Квебеком правили три власти: военная, гражданская и церковная. В романе созданы выпуклые образы интенданта Новой Франции Карлона, военного губернатора Квебека Кастель-Моржа, гражданского губернатора Фронтенака и епископа Лаваля. С. Райерсон упоминает о стычках Фронтенака с Лавалем и приводит высказывание самого Луи XIV о том, что в колонии церковники «сосредоточили в своих руках несвойственную им власть»[110]. Конфронтация Лаваля и Фронтенака отражена в подробно описанном в романе заседании городского совета. Автор «Анжелики» устами маркиза де Вильдаврэ рассказывает историю Осташа Банистера, отлученного от церкви за продажу спиртного индейцам. Внешне действия церкви могут показаться вполне оправданными. Но обращение к историческому источнику объясняет: «Грызня из-за доходов от торговли пушниной и за политическое господство прикрывалась ссылками на мораль. В частности, говорилось о том, какое зло причиняла индейцам продажа водки с целью выменивать у них меха. В ответ на попытки церкви вмешаться и на ее отлучение от церкви, гражданская власть узаконила продажу водки. Страдали же от этого только индейцы, их стали еще больше обманывать и грабить...»[111].

Впрочем, противостояние группировок приносит не только вред. Южанин Жоффрэ де Пейрак находит здесь поддержку своих земляков: губернатора Фронтенака, супруги прокурора Тардье де Ла-Водьер – уроженки Тарба Беранжер-Эме – и даже военного губернатора Кастель-Моржа, который, несмотря на преданность иезуиту д'Оржевалю, духовнику его супруги, по понятным уже нам причинам не может противостоять «аквитанскому клану» в Квебеке...

Правда, с женой военного губернатора, Сабиной Кастель-Моржа, отношения супругов Пейрак гораздо сложнее. Уже на первых страницах книги эта женщина повторяет «подвиг» мадемуазель де Монпансье, стрелявшей в своего кузена – короля: она производит пушечный выстрел и разбивает бушприт входящего в бухту Квебека корабля Жоффрэ. Взбучка, полученная от мужа, не останавливает воинственную патронессу квебекского Общества Святых Даров, она продолжает проявлять враждебность к гостям города.

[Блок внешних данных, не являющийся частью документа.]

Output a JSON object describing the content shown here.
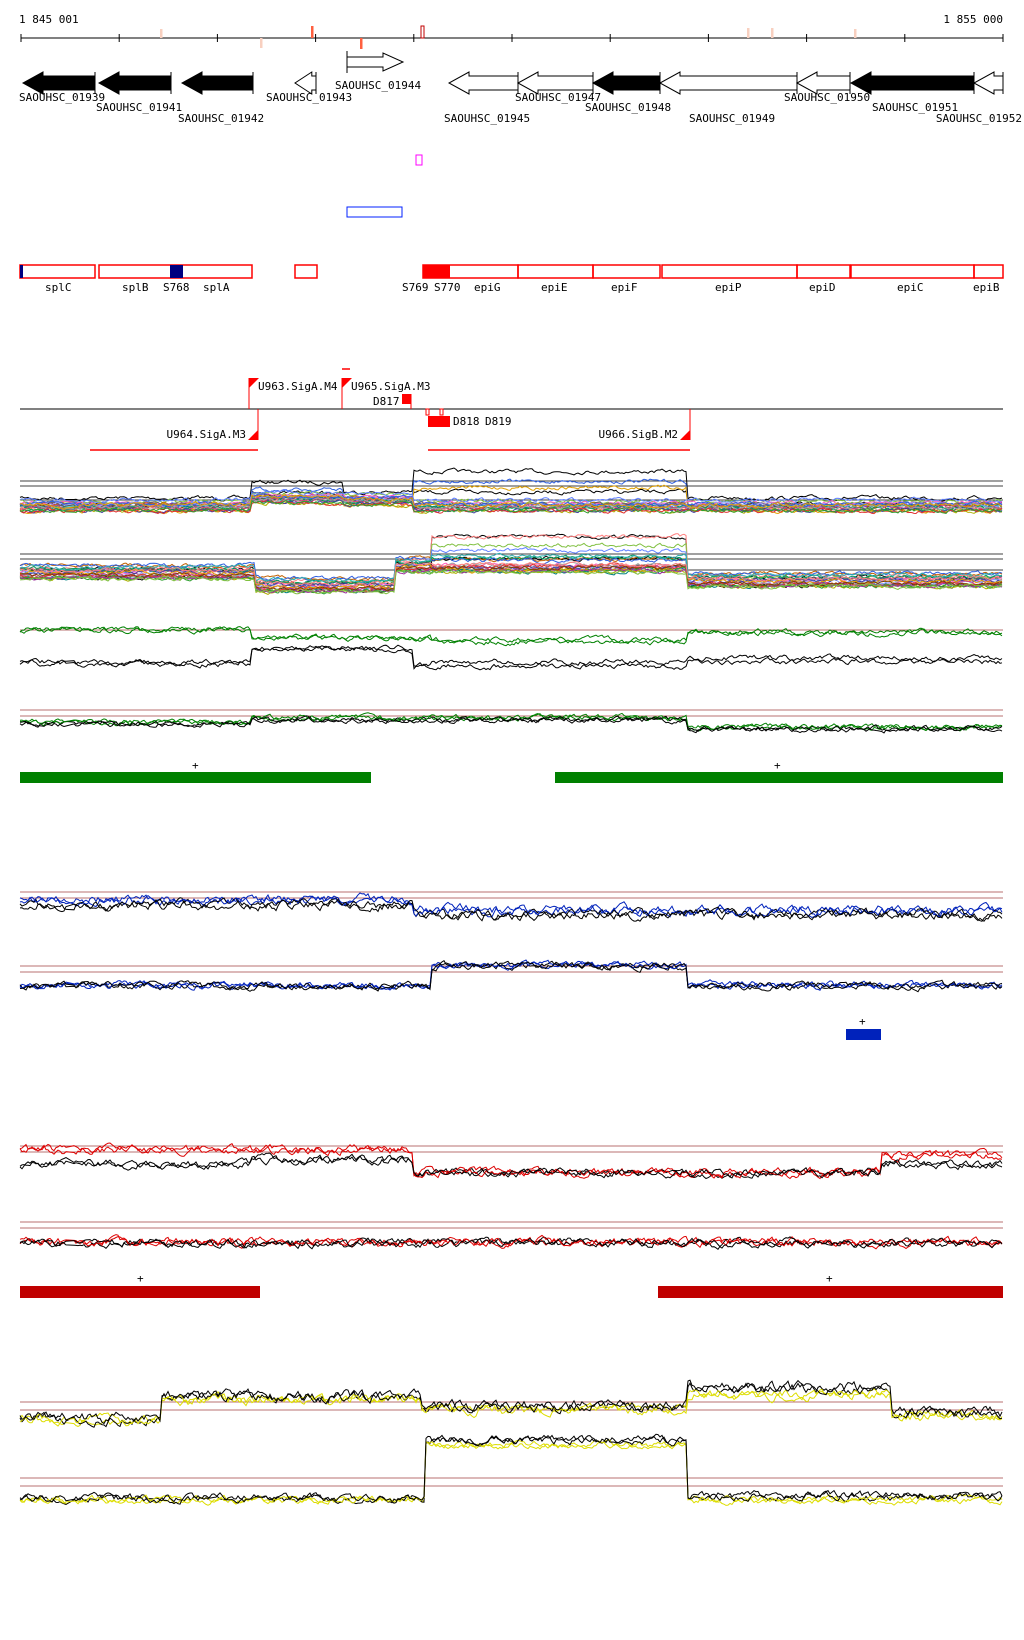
{
  "axis": {
    "start_label": "1 845 001",
    "end_label": "1 855 000"
  },
  "genes": [
    {
      "name": "SAOUHSC_01939",
      "strand": "-",
      "fill": "black"
    },
    {
      "name": "SAOUHSC_01941",
      "strand": "-",
      "fill": "black"
    },
    {
      "name": "SAOUHSC_01942",
      "strand": "-",
      "fill": "black"
    },
    {
      "name": "SAOUHSC_01943",
      "strand": "-",
      "fill": "white"
    },
    {
      "name": "SAOUHSC_01944",
      "strand": "+",
      "fill": "white"
    },
    {
      "name": "SAOUHSC_01945",
      "strand": "-",
      "fill": "white"
    },
    {
      "name": "SAOUHSC_01947",
      "strand": "-",
      "fill": "white"
    },
    {
      "name": "SAOUHSC_01948",
      "strand": "-",
      "fill": "black"
    },
    {
      "name": "SAOUHSC_01949",
      "strand": "-",
      "fill": "white"
    },
    {
      "name": "SAOUHSC_01950",
      "strand": "-",
      "fill": "white"
    },
    {
      "name": "SAOUHSC_01951",
      "strand": "-",
      "fill": "black"
    },
    {
      "name": "SAOUHSC_01952",
      "strand": "-",
      "fill": "white"
    }
  ],
  "operon_labels": [
    "splC",
    "splB",
    "S768",
    "splA",
    "S769",
    "S770",
    "epiG",
    "epiE",
    "epiF",
    "epiP",
    "epiD",
    "epiC",
    "epiB"
  ],
  "promoters": {
    "up": [
      "U963.SigA.M4",
      "U965.SigA.M3",
      "D817"
    ],
    "down": [
      "U964.SigA.M3",
      "D818",
      "D819",
      "U966.SigB.M2"
    ]
  },
  "segments_plus": "+",
  "colors": {
    "green": "#008000",
    "blue": "#0022bb",
    "red": "#c00000",
    "yellow": "#dddd00",
    "feature_red": "#ff0000",
    "navy": "#000080",
    "magenta": "#ff00ff",
    "ref_line": "#a04040"
  }
}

Сближению Сабины и Анжелики способствует излюбленный авторский прием – парадокс. Во время крещенского праздника Бобового Короля, графиня де Пейрак «поняла простую и прозаическую причину своего недомогания и прокляла греховодницу Еву, от которой все женщины унаследовали до конца времен этакое наказание... А она-то вырядилась в это светло-голубое платье!.. Оглядевшись и не найдя никого из служанок, кому можно было бы довериться, она обнаружила в нескольких шагах от себя ангела-спасителя: мадам де Кастель-Моржа! Кому, как не ей, живущей в замке, можно теперь довериться!»

Доверительный тон Анжелики, умоляющей о помощи, раздражает Сабину, и ее ответ заставляет обладающую тонким чувством юмора Анжелику рассмеяться: «Обратитесь лучше к кому-нибудь из этих влюбленных в вас господ. Или к епископу, он, кажется, вам простил уже ваше безбожие», – предлагает негостеприимная хозяйка.

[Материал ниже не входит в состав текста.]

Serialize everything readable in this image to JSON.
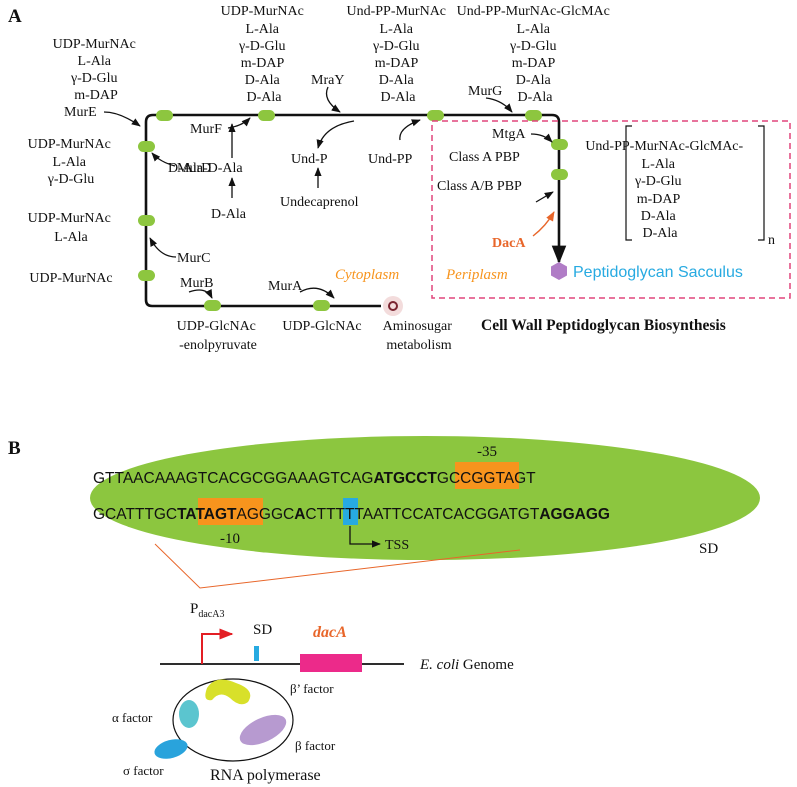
{
  "panel_a": {
    "label": "A",
    "intermediates": {
      "udp_glcnac": "UDP-GlcNAc",
      "udp_glcnac_enol": [
        "UDP-GlcNAc",
        "-enolpyruvate"
      ],
      "udp_murnac": "UDP-MurNAc",
      "udp_murnac_la": [
        "UDP-MurNAc",
        "L-Ala"
      ],
      "udp_murnac_la_glu": [
        "UDP-MurNAc",
        "L-Ala",
        "γ-D-Glu"
      ],
      "udp_murnac_la_glu_dap": [
        "UDP-MurNAc",
        "L-Ala",
        "γ-D-Glu",
        "m-DAP"
      ],
      "udp_murnac_penta": [
        "UDP-MurNAc",
        "L-Ala",
        "γ-D-Glu",
        "m-DAP",
        "D-Ala",
        "D-Ala"
      ],
      "und_pp_murnac_penta": [
        "Und-PP-MurNAc",
        "L-Ala",
        "γ-D-Glu",
        "m-DAP",
        "D-Ala",
        "D-Ala"
      ],
      "und_pp_murnac_glcmac_penta": [
        "Und-PP-MurNAc-GlcMAc",
        "L-Ala",
        "γ-D-Glu",
        "m-DAP",
        "D-Ala",
        "D-Ala"
      ],
      "polymer": [
        "Und-PP-MurNAc-GlcMAc-",
        "L-Ala",
        "γ-D-Glu",
        "m-DAP",
        "D-Ala",
        "D-Ala"
      ],
      "polymer_n": "n"
    },
    "enzymes": {
      "mura": "MurA",
      "murb": "MurB",
      "murc": "MurC",
      "murd": "MurD",
      "mure": "MurE",
      "murf": "MurF",
      "mray": "MraY",
      "murg": "MurG",
      "mtga": "MtgA",
      "class_a_pbp": "Class A PBP",
      "class_ab_pbp": "Class A/B PBP",
      "daca": "DacA"
    },
    "others": {
      "d_ala": "D-Ala",
      "d_ala_d_ala": "D-Ala-D-Ala",
      "und_p": "Und-P",
      "und_pp": "Und-PP",
      "undecaprenol": "Undecaprenol",
      "aminosugar": [
        "Aminosugar",
        "metabolism"
      ],
      "cytoplasm": "Cytoplasm",
      "periplasm": "Periplasm",
      "sacculus": "Peptidoglycan Sacculus",
      "title": "Cell Wall Peptidoglycan Biosynthesis"
    }
  },
  "panel_b": {
    "label": "B",
    "line1": {
      "pre": "GTTAACAAAGTCACGCGGAAAGTCAG",
      "box": "ATGCCT",
      "post": "GCCGGTAGT"
    },
    "line2": {
      "pre": "GCATTTGC",
      "box10": "TATAGT",
      "mid": "AGGGC",
      "tss_base": "A",
      "post": "CTTTTTAATTCCATCACGGATGT",
      "sd": "AGGAGG"
    },
    "minus35": "-35",
    "minus10": "-10",
    "tss": "TSS",
    "sd_label": "SD",
    "promoter": "P",
    "promoter_sub": "dacA3",
    "sd_gene_label": "SD",
    "gene": "dacA",
    "genome_italic": "E. coli",
    "genome_text": " Genome",
    "rnap": {
      "beta_prime": "β’ factor",
      "alpha": "α factor",
      "beta": "β factor",
      "sigma": "σ factor",
      "label": "RNA polymerase"
    }
  },
  "colors": {
    "node_green": "#8dc63f",
    "ellipse_green": "#8cc63f",
    "highlight_orange": "#f7941d",
    "tss_blue": "#27aae1",
    "periplasm_box": "#e0457b",
    "daca_orange": "#e8662a",
    "cyto_orange": "#f7941d",
    "sacculus_blue": "#27aae1",
    "sacculus_purple": "#b07cc6",
    "gene_magenta": "#ec2a8a",
    "promoter_red": "#e31e24",
    "beta_prime_yellow": "#d8e02a",
    "alpha_teal": "#5bc5cf",
    "beta_purple": "#b79ad0",
    "sigma_blue": "#29a3dc"
  }
}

Но, узнав, какого рода помощь нужна Анжелике, не отказывает в ней гостье. Постепенно располагая к себе Сабину, графиня де Пейрак неожиданно узнает причину неизъяснимой ненависти супруги губернатора. Сабина – племянница Карменситы де Мерикур де Мордор, возлюбленной Жоффрэ, получившей отставку в связи с женитьбой графа на юной пуатевенке. Сабина, со своей стороны, тоже была влюблена в Пейрака. И, если ее тетка из мести свидетельствовала против него на злополучном процессе, то Сабина, наперекор наставлениям мужа и политике Фронтенака и даже епископа Лаваля, враждебна к своей сопернице даже после описанной выше сцены, которая стала лишь временным перемирием. Губернаторша старается навредить Анжелике и ее новым друзьям повсюду. Она – одна из яростных противников постановки в городе мольеровского «Тартюфа»[112].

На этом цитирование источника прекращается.